Bloomberg, che è anche inviato speciale dell'Onu sui cambiamenti climatici e partecipa in questi giorni alla Cop23 a Bonn, ha annunciato un piano da 50 milioni di dollari per allargare la sua iniziativa anche al Vecchio Continente e al resto del mondo. Grazie ai finanziamenti della Fondazione del miliardario americano si portano avanti, tra le altre cose, ricerche sugli impatti del carbone sulla salute delle persone e azioni legali contro le centrali.

"Il carbone è la sostanza più inquinante", ha detto Bloomberg al Guardian. "Se si potesse sostituire il carbone con qualsiasi altro combustibile, ci sarebbe un enorme cambio di prospettiva nella lotta al cambiamento climatico". Insomma una posizione diametralmente opposta a quella dell’attuale presidente Usa, Donald Trump. Distanza politica oltre che ambientale visto che pochi giorni fa, sempre in un’intervista al quotidiano britannico, l’ex sindaco di New York faceva una classifica delle decisioni politiche più stupide degli ultimi tempi mettendo al primo posto la Brexit ex aequo con l’elezione di Trump.
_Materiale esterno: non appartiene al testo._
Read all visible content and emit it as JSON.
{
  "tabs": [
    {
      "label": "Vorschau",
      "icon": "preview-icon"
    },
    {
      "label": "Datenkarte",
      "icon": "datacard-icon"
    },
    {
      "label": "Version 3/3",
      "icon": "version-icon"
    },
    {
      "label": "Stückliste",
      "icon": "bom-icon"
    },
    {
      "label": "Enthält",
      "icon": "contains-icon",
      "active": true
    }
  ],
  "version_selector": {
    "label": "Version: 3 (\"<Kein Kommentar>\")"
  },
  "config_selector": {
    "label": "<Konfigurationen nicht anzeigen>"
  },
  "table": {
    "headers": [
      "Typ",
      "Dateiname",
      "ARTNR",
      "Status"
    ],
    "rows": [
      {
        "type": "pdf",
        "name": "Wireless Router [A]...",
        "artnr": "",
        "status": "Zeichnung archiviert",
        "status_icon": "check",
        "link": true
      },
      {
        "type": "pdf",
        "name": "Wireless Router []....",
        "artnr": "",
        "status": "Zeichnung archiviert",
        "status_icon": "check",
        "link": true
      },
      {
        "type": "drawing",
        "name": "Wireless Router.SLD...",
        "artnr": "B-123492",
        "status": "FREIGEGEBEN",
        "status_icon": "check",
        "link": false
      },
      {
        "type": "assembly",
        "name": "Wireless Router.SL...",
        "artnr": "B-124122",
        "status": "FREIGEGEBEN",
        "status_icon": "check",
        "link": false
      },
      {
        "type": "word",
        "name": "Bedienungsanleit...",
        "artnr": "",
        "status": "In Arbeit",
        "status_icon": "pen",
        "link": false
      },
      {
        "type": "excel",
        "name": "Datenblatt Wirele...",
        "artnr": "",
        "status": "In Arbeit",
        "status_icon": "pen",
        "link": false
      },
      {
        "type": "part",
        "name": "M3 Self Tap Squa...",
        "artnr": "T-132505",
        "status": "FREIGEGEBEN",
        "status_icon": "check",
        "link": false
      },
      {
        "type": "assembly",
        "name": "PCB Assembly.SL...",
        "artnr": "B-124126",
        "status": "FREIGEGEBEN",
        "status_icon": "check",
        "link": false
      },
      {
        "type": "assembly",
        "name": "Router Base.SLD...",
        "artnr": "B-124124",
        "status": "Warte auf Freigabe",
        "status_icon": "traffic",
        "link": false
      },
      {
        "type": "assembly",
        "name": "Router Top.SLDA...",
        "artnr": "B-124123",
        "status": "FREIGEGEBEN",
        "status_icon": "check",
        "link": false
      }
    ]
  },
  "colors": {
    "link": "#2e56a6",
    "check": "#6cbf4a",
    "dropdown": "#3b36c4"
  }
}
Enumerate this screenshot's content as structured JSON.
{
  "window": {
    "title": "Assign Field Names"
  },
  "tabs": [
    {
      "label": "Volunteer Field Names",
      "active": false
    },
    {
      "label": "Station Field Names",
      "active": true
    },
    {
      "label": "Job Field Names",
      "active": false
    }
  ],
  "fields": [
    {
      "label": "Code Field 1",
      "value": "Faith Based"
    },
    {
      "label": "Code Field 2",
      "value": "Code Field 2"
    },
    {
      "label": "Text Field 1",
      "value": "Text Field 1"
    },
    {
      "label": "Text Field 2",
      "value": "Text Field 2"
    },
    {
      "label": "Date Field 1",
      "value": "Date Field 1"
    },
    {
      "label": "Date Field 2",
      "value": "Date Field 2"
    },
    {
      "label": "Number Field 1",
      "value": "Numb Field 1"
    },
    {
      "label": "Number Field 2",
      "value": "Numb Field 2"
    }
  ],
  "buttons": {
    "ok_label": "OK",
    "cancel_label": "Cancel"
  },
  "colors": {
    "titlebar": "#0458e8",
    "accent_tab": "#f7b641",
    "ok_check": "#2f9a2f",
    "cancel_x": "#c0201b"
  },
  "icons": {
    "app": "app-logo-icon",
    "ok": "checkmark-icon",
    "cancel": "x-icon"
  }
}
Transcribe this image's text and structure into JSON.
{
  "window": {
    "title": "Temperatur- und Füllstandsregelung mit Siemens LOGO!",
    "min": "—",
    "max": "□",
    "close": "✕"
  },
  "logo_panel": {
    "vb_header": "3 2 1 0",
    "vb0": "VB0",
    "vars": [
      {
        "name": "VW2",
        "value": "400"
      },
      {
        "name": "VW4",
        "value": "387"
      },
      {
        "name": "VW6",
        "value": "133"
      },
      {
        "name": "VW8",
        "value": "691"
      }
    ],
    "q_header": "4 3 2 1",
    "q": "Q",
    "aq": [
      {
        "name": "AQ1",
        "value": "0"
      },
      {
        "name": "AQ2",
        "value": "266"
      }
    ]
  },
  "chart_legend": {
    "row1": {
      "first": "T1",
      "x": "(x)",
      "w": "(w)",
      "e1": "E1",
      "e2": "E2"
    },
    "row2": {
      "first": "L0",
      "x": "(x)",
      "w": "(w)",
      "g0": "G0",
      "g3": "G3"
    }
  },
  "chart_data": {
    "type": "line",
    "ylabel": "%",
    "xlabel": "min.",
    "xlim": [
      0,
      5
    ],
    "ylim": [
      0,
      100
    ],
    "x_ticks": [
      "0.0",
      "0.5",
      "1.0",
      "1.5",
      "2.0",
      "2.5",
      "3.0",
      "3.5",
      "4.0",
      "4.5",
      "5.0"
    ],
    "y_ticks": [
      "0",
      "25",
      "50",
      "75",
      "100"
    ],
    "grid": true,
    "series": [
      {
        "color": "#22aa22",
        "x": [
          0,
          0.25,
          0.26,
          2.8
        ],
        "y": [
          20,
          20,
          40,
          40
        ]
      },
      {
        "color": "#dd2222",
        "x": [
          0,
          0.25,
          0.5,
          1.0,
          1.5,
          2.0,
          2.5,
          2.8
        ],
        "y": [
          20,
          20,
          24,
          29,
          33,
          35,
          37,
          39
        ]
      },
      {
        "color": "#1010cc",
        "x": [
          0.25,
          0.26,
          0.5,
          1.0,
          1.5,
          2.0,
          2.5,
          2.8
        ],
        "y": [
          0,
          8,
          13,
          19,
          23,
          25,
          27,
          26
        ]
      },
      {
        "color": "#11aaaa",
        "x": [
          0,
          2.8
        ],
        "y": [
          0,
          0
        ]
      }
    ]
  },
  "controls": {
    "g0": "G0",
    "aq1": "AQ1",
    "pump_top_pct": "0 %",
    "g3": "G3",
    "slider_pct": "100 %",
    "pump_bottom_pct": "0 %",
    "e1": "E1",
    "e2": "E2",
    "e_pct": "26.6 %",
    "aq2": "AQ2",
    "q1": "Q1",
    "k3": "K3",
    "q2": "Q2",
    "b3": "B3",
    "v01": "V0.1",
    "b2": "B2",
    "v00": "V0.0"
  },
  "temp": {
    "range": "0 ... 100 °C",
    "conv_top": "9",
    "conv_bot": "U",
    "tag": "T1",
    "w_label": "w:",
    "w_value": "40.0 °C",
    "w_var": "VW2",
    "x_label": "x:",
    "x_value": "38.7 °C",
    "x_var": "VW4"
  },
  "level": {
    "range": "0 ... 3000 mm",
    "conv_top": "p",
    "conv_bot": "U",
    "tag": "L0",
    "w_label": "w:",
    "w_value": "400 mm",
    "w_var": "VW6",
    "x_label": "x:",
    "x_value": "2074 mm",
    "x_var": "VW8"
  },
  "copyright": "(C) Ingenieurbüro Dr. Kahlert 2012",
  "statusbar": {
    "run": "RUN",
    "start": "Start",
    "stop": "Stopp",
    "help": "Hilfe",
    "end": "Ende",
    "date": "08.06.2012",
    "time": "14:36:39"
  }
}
Secondo Bloomberg il problema dell’inquinamento o si affronta a livello planetario o è una battaglia destinata ad essere persa. In Europa, ad esempio, la combustione del carbone rappresenta ancora il 20% di tutte le emissioni, con Germania e Polonia che si distinguono come i più grandi inquinatori.

L'inquinamento atmosferico causa ogni anno milioni di morti premature in tutto il mondo."Se vivi a valle di un impianto a carbone, la tua aspettativa di vita è significativamente più breve. Questa iniziativa aiuterà ad accelerare i progressi e salvare molte vite ", sottolinea il decimo uomo più ricco del mondo (Forbes).